Lowest Common Multiple Of 20 And 24

Finding the Lowest Common Multiple (LCM) of 20 and 24: A Step-by-Step Guide

Finding the lowest common multiple (LCM) is a fundamental concept in mathematics, particularly useful in algebra, number theory, and even practical applications involving scheduling and measurement. This article will guide you through calculating the LCM of 20 and 24 using different methods, ensuring you understand the process and can apply it to other number pairs. We'll cover prime factorization, listing multiples, and using the greatest common divisor (GCD).

What is the Lowest Common Multiple (LCM)?

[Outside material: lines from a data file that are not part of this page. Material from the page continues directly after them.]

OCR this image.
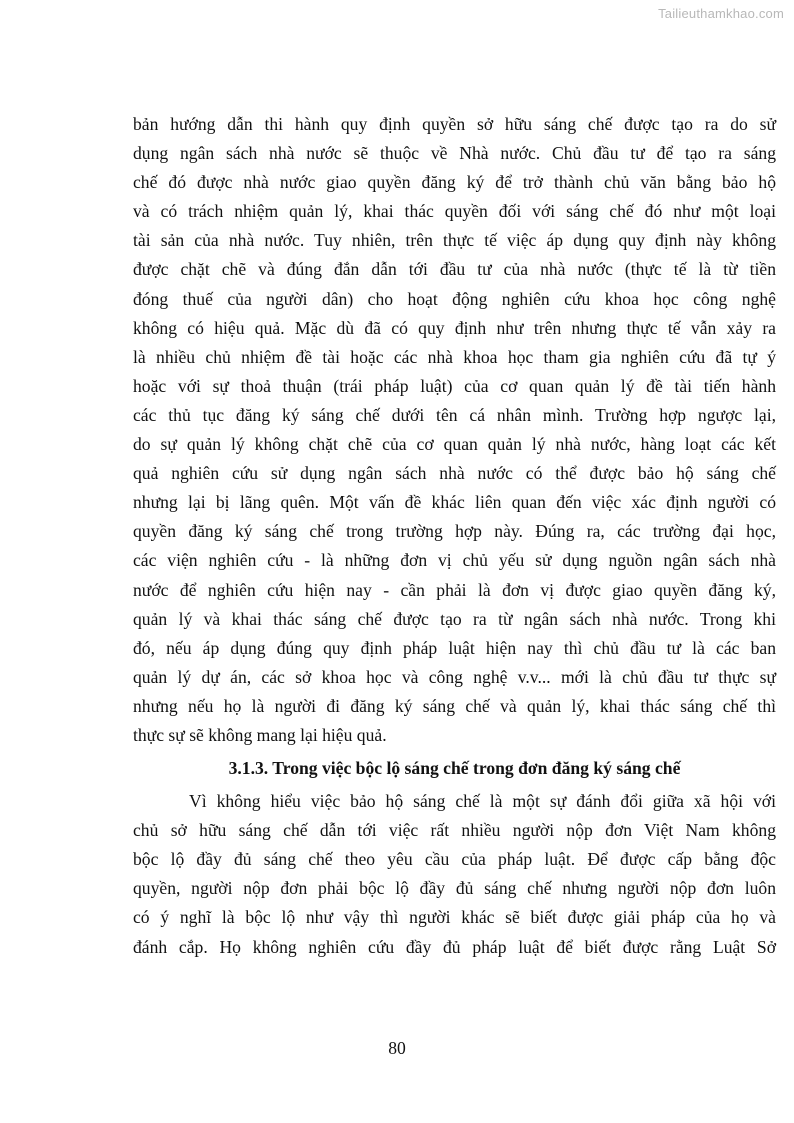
Tailieuthamkhao.com
bản hướng dẫn thi hành quy định quyền sở hữu sáng chế được tạo ra do sử
dụng ngân sách nhà nước sẽ thuộc về Nhà nước. Chủ đầu tư để tạo ra sáng
chế đó được nhà nước giao quyền đăng ký để trở thành chủ văn bằng bảo hộ
và có trách nhiệm quản lý, khai thác quyền đối với sáng chế đó như một loại
tài sản của nhà nước. Tuy nhiên, trên thực tế việc áp dụng quy định này không
được chặt chẽ và đúng đắn dẫn tới đầu tư của nhà nước (thực tế là từ tiền
đóng thuế của người dân) cho hoạt động nghiên cứu khoa học công nghệ
không có hiệu quả. Mặc dù đã có quy định như trên nhưng thực tế vẫn xảy ra
là nhiều chủ nhiệm đề tài hoặc các nhà khoa học tham gia nghiên cứu đã tự ý
hoặc với sự thoả thuận (trái pháp luật) của cơ quan quản lý đề tài tiến hành
các thủ tục đăng ký sáng chế dưới tên cá nhân mình. Trường hợp ngược lại,
do sự quản lý không chặt chẽ của cơ quan quản lý nhà nước, hàng loạt các kết
quả nghiên cứu sử dụng ngân sách nhà nước có thể được bảo hộ sáng chế
nhưng lại bị lãng quên. Một vấn đề khác liên quan đến việc xác định người có
quyền đăng ký sáng chế trong trường hợp này. Đúng ra, các trường đại học,
các viện nghiên cứu - là những đơn vị chủ yếu sử dụng nguồn ngân sách nhà
nước để nghiên cứu hiện nay - cần phải là đơn vị được giao quyền đăng ký,
quản lý và khai thác sáng chế được tạo ra từ ngân sách nhà nước. Trong khi
đó, nếu áp dụng đúng quy định pháp luật hiện nay thì chủ đầu tư là các ban
quản lý dự án, các sở khoa học và công nghệ v.v... mới là chủ đầu tư thực sự
nhưng nếu họ là người đi đăng ký sáng chế và quản lý, khai thác sáng chế thì
thực sự sẽ không mang lại hiệu quả.
3.1.3. Trong việc bộc lộ sáng chế trong đơn đăng ký sáng chế
Vì không hiểu việc bảo hộ sáng chế là một sự đánh đổi giữa xã hội với
chủ sở hữu sáng chế dẫn tới việc rất nhiều người nộp đơn Việt Nam không
bộc lộ đầy đủ sáng chế theo yêu cầu của pháp luật. Để được cấp bằng độc
quyền, người nộp đơn phải bộc lộ đầy đủ sáng chế nhưng người nộp đơn luôn
có ý nghĩ là bộc lộ như vậy thì người khác sẽ biết được giải pháp của họ và
đánh cắp. Họ không nghiên cứu đầy đủ pháp luật để biết được rằng Luật Sở
80
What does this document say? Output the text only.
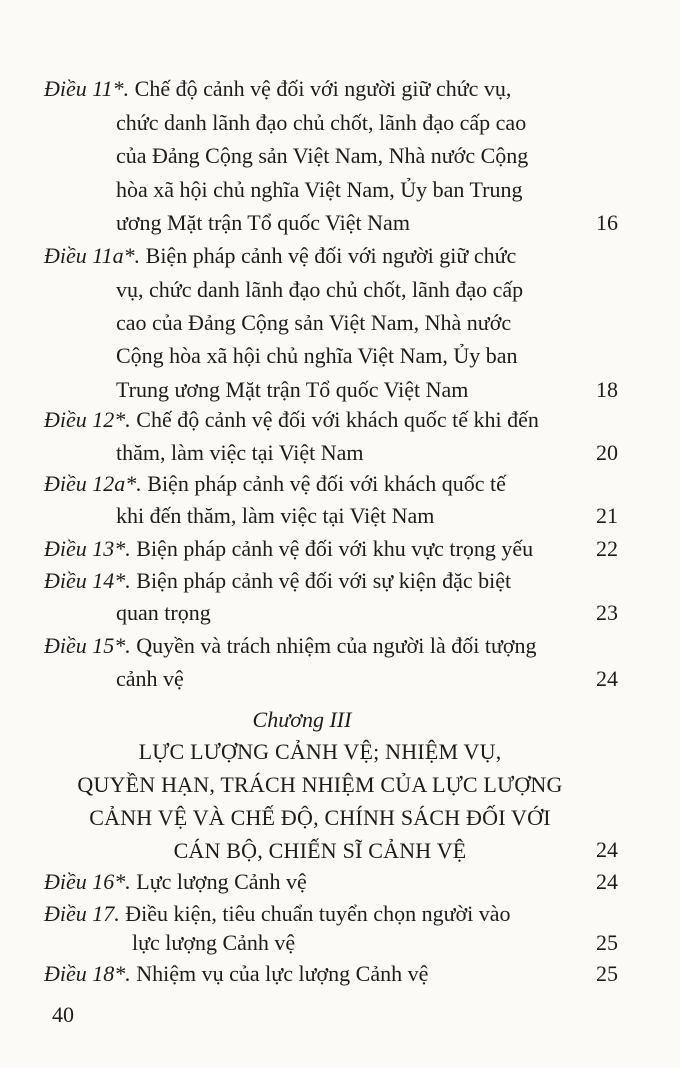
Điều 11*. Chế độ cảnh vệ đối với người giữ chức vụ,
chức danh lãnh đạo chủ chốt, lãnh đạo cấp cao
của Đảng Cộng sản Việt Nam, Nhà nước Cộng
hòa xã hội chủ nghĩa Việt Nam, Ủy ban Trung
ương Mặt trận Tổ quốc Việt Nam	16
Điều 11a*. Biện pháp cảnh vệ đối với người giữ chức
vụ, chức danh lãnh đạo chủ chốt, lãnh đạo cấp
cao của Đảng Cộng sản Việt Nam, Nhà nước
Cộng hòa xã hội chủ nghĩa Việt Nam, Ủy ban
Trung ương Mặt trận Tổ quốc Việt Nam	18
Điều 12*. Chế độ cảnh vệ đối với khách quốc tế khi đến
thăm, làm việc tại Việt Nam	20
Điều 12a*. Biện pháp cảnh vệ đối với khách quốc tế
khi đến thăm, làm việc tại Việt Nam	21
Điều 13*. Biện pháp cảnh vệ đối với khu vực trọng yếu	22
Điều 14*. Biện pháp cảnh vệ đối với sự kiện đặc biệt
quan trọng	23
Điều 15*. Quyền và trách nhiệm của người là đối tượng
cảnh vệ	24
Chương III
LỰC LƯỢNG CẢNH VỆ; NHIỆM VỤ,
QUYỀN HẠN, TRÁCH NHIỆM CỦA LỰC LƯỢNG
CẢNH VỆ VÀ CHẾ ĐỘ, CHÍNH SÁCH ĐỐI VỚI
CÁN BỘ, CHIẾN SĨ CẢNH VỆ	24
Điều 16*. Lực lượng Cảnh vệ	24
Điều 17. Điều kiện, tiêu chuẩn tuyển chọn người vào
lực lượng Cảnh vệ	25
Điều 18*. Nhiệm vụ của lực lượng Cảnh vệ	25
40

The lowest common multiple (LCM) of two or more numbers is the smallest positive integer that is a multiple of all the numbers. Understanding LCM is crucial for solving problems involving fractions, simplifying expressions, and finding solutions in various mathematical contexts. In simpler terms, it's the smallest number that both of your chosen numbers can divide into evenly.

Method 1: Prime Factorization

This is often considered the most efficient method for finding the LCM, especially for larger numbers. Let's break down 20 and 24 into their prime factors:

• 20: 2 x 2 x 5 = 2² x 5
• 24: 2 x 2 x 2 x 3 = 2³ x 3

To find the LCM, we take the highest power of each prime factor present in either number's factorization:

• Highest power of 2: 2³ = 8
• Highest power of 3: 3¹ = 3
• Highest power of 5: 5¹ = 5

Now, multiply these highest powers together: 8 x 3 x 5 = 120

Therefore, the LCM of 20 and 24 is 120.

Method 2: Listing Multiples

This method is straightforward but can be time-consuming for larger numbers. We list the multiples of each number until we find the smallest common multiple:

• Multiples of 20: 20, 40, 60, 80, 100, 120, 140...
• Multiples of 24: 24, 48, 72, 96, 120, 144...

The smallest number appearing in both lists is 120. Therefore, the LCM of 20 and 24 is 120.

Method 3: Using the Greatest Common Divisor (GCD)

There's a handy formula connecting the LCM and GCD of two numbers:

LCM(a, b) = (|a x b|) / GCD(a, b)

First, we need to find the GCD of 20 and 24. We can use the Euclidean algorithm for this:

1. Divide 24 by 20: 24 = 20 x 1 + 4
2. Divide 20 by the remainder 4: 20 = 4 x 5 + 0

The last non-zero remainder is 4, so the GCD(20, 24) = 4.

Now, apply the formula:

LCM(20, 24) = (20 x 24) / 4 = 480 / 4 = 120

Therefore, the LCM of 20 and 24 is 120.

Conclusion

We've explored three different methods to determine the LCM of 20 and 24, all leading to the same answer: 120. Choosing the best method depends on the numbers involved and your comfort level with each approach. Prime factorization is generally preferred for efficiency, while listing multiples is a more intuitive method for smaller numbers. Understanding the relationship between LCM and GCD provides a powerful alternative for calculations. Mastering these techniques will enhance your understanding of number theory and problem-solving skills.